The study states: “On March 24, 2020, the Indian government announced a 21-day national lockdown that has since been extended to May 3, 2020. The lockdown has left urban food markets in disarray with severe supply bottlenecks and restrictions on doing business.”
It is observed that at a time when food prices in India were declining consistently, supply disruptions consequent to the lockdown have reversed the trend. Based on an analysis of publicly available data on wholesale and retail prices for 22 commodities from 114 centres.
It was found prices have increased since the lockdown and show no signs of reverting to the pre-lockdown levels as of April 21, 2020. Despite guidelines that allow the movement and transactions in essential commodities, it appears that law enforcement and the bureaucracy have privileged maintaining the lockdown over maintaining food security, which has been compromised severely.
MAXIMUM 20 PERCENT RISE IN FOOD PRICES
The study pointed out that smaller cities have seen a much higher increase in prices with at least a few cities seeing a rise in retail food prices by as much as 20 per cent. A survey of 50 food retailers in 14 cities revealed serious operational challenges associated with sourcing supplies, transportation and police harassment. At the same time, several innovative arrangements have evolved as well.

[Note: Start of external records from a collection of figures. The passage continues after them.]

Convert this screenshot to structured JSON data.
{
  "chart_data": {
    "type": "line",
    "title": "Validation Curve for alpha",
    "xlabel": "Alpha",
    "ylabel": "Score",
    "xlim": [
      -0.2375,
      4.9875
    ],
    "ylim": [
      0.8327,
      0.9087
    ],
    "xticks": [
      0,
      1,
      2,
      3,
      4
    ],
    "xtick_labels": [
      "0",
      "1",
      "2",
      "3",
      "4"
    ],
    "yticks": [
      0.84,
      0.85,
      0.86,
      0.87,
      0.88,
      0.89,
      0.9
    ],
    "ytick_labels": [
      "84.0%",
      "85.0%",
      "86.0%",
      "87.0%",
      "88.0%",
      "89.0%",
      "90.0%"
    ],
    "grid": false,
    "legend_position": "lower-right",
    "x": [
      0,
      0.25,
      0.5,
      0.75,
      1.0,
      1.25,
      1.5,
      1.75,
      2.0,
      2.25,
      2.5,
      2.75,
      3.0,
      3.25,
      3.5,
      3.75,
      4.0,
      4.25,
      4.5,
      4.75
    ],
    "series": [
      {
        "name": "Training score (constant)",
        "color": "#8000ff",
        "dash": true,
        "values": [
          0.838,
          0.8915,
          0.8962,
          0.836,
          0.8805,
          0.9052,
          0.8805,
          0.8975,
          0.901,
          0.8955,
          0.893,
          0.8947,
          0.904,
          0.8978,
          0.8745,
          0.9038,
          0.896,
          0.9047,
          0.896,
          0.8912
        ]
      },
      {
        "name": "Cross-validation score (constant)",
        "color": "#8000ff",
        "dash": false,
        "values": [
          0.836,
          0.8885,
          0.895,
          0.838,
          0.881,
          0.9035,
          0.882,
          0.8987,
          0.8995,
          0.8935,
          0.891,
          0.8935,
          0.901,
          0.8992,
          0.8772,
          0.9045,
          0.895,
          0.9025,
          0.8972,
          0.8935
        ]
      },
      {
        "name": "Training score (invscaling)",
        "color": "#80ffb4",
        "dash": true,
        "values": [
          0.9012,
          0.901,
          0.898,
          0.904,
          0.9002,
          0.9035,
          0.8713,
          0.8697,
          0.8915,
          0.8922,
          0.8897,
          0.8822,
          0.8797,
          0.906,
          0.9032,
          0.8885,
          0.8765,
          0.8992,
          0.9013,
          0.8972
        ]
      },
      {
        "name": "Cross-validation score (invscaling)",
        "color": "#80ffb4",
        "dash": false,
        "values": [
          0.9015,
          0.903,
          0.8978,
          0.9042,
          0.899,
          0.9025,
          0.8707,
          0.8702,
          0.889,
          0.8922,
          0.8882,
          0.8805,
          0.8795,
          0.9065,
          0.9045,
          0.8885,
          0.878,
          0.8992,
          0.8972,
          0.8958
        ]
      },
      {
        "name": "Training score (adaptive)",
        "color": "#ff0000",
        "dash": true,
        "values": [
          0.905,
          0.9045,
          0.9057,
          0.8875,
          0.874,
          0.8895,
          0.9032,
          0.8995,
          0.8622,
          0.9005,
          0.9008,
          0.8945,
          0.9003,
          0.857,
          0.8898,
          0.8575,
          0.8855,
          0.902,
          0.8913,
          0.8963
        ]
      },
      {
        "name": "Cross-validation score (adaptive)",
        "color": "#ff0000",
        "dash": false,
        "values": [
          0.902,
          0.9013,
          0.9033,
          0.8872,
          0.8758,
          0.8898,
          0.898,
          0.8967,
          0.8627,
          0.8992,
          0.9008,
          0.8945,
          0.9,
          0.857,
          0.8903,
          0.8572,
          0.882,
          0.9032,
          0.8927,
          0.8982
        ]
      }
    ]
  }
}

The government needs to ensure that basic food processing industries, such as pulse mills, flour and sugar mills, crushing units and solvent extractors, whole produce edible oil can resume functioning with financial support where needed and to ensure the safety of workers in these industries.
Many cities have tried to enforce price controls. They should better focus on removing the supply chain bottlenecks and supporting supply chain actors rather than attempt to impose a cap on prices.
Enhancing supply is key to ensuring prices do not soar and would additionally minimise the impact of overzealous law enforcement.
Even in the best of times, food prices in urban India put healthy diets mostly out of reach for a majority of the urban poor. At this time, relief has been patchy at best. It is likely that even when food prices recover, the large number of workers who will continue to be out of work would need access to food and cash to help them tide over the crisis.